The researchers blamed Britain’s health system, saying it had not adapted to meet children’s needs. The UK has one of the highest child death rates from pneumonia, twice as high as Sweden’s and three times those of France and Austria, even though the condition can be treated with antibiotics. In place of infectious diseases that were dominant a generation  ago, today’s children are more likely to face such chronic problems as asthma, diabetes or behavioural difficulties.

Ingrid Wolfe, programme director for the Evelina London Children’s Hospital at Guy’s and St Thomas’s NHS Foundation Trust, who led the study, said: “Five more children a day die in Britain compared with Sweden. I think that is a national scandal and we don’t make enough of it.

“Two thousand families lose a child each year – arguably avoidably.” The study is part of a series on the state of health in Europe, published in the medical journal The Lancet.

It charts the widening gap in life expectancy between Eastern and Western Europe, which is greater now than it was 40 years ago, and the impact of the current financial crisis seen in rising suicide rates and mental health problems in affected countries.

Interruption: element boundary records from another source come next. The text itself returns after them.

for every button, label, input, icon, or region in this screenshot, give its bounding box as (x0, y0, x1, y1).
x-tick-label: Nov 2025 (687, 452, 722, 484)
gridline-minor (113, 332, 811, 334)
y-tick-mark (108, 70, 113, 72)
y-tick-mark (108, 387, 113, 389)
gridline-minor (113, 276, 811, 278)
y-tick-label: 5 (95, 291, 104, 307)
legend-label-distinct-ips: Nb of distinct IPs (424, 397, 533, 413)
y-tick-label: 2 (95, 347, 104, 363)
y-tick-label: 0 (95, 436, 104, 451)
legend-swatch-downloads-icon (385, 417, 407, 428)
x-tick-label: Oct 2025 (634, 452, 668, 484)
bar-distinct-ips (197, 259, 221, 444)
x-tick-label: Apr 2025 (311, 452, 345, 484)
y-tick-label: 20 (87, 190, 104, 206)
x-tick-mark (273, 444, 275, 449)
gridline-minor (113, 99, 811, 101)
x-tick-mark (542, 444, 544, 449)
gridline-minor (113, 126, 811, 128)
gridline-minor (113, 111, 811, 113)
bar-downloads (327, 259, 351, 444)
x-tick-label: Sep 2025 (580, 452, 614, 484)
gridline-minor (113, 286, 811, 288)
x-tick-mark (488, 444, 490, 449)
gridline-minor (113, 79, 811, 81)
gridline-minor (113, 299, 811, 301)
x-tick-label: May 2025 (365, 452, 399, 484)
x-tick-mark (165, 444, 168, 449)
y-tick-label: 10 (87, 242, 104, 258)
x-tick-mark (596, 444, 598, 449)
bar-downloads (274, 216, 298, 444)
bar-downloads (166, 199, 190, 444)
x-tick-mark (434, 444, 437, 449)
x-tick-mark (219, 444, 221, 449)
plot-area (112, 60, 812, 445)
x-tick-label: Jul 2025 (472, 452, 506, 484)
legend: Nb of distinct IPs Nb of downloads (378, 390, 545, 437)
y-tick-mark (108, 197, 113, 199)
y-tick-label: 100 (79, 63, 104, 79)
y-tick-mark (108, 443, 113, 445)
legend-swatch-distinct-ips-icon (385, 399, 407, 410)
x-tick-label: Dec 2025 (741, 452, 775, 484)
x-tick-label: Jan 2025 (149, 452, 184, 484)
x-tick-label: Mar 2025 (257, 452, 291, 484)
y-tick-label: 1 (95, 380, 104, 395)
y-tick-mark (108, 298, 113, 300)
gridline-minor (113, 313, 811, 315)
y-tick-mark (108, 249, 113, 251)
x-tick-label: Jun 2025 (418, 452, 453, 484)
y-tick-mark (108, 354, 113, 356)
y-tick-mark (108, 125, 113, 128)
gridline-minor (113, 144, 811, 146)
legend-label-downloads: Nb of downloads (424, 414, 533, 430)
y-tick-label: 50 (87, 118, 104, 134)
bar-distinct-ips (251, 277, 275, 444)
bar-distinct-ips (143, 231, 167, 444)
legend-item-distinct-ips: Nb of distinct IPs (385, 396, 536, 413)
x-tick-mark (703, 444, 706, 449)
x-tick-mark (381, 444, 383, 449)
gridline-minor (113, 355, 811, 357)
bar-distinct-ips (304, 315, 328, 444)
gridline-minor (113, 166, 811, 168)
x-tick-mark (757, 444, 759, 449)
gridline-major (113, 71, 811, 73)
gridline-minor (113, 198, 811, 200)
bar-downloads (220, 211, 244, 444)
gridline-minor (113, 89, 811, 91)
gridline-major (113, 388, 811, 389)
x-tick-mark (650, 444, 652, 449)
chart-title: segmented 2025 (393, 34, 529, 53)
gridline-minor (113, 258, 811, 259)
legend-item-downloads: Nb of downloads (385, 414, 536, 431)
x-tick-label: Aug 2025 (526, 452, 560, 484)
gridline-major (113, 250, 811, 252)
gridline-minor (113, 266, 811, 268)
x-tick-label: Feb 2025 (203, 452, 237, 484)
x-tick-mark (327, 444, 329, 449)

Death rates among children have been cut dramatically throughout Europe over the past three decades as a result of better housing and nutrition, improved healthcare and stronger public-health measures such as smoking bans. But Dr Wolfe said health services were not keeping pace with changes in children’s health needs. “Arguably, we should not be allowing children to die from pneumonia in countries with high-functioning health systems,” she said.

On asthma, the UK has the highest death rate and the highest prevalence of the condition out of eight European countries. Sweden has the lowest death rate and average prevalence.

“This is a preventable cause of death,” Dr Wolfe said. “If anything, [asthma] being commoner in the UK means we should be better at preventing deaths from it.”

Most illnesses among children is minor and the biggest challenge for doctors is to distinguish potentially serious cases from trivial ones. That depends on the skill of the “gatekeepers to care” – or the UK’s general practitioners.

Dr Wolfe said British GPs lacked training in paediatrics and did not work as closely with child specialists as their colleagues in Sweden do.

Common complaints: child illnesses that can kill 

Pneumonia is the most common serious childhood bacterial infection. Symptoms include difficulty breathing, rapid heart beat and fever. It can be difficult to diagnose because the symptoms are similar to those of the common cold, bronchitis and asthma. In severe cases it needs treatment in hospital with antibiotics and oxygen to help breathing.

Asthma affects over a million children in the UK but its incidence varies widely among countries. Symptoms include wheezing, coughing, chest tightness and shortness of breath. Usually the condition can be managed at home but an asthma attack may be life threatening. Research shows two-thirds of hospital admissions for asthma can be avoided.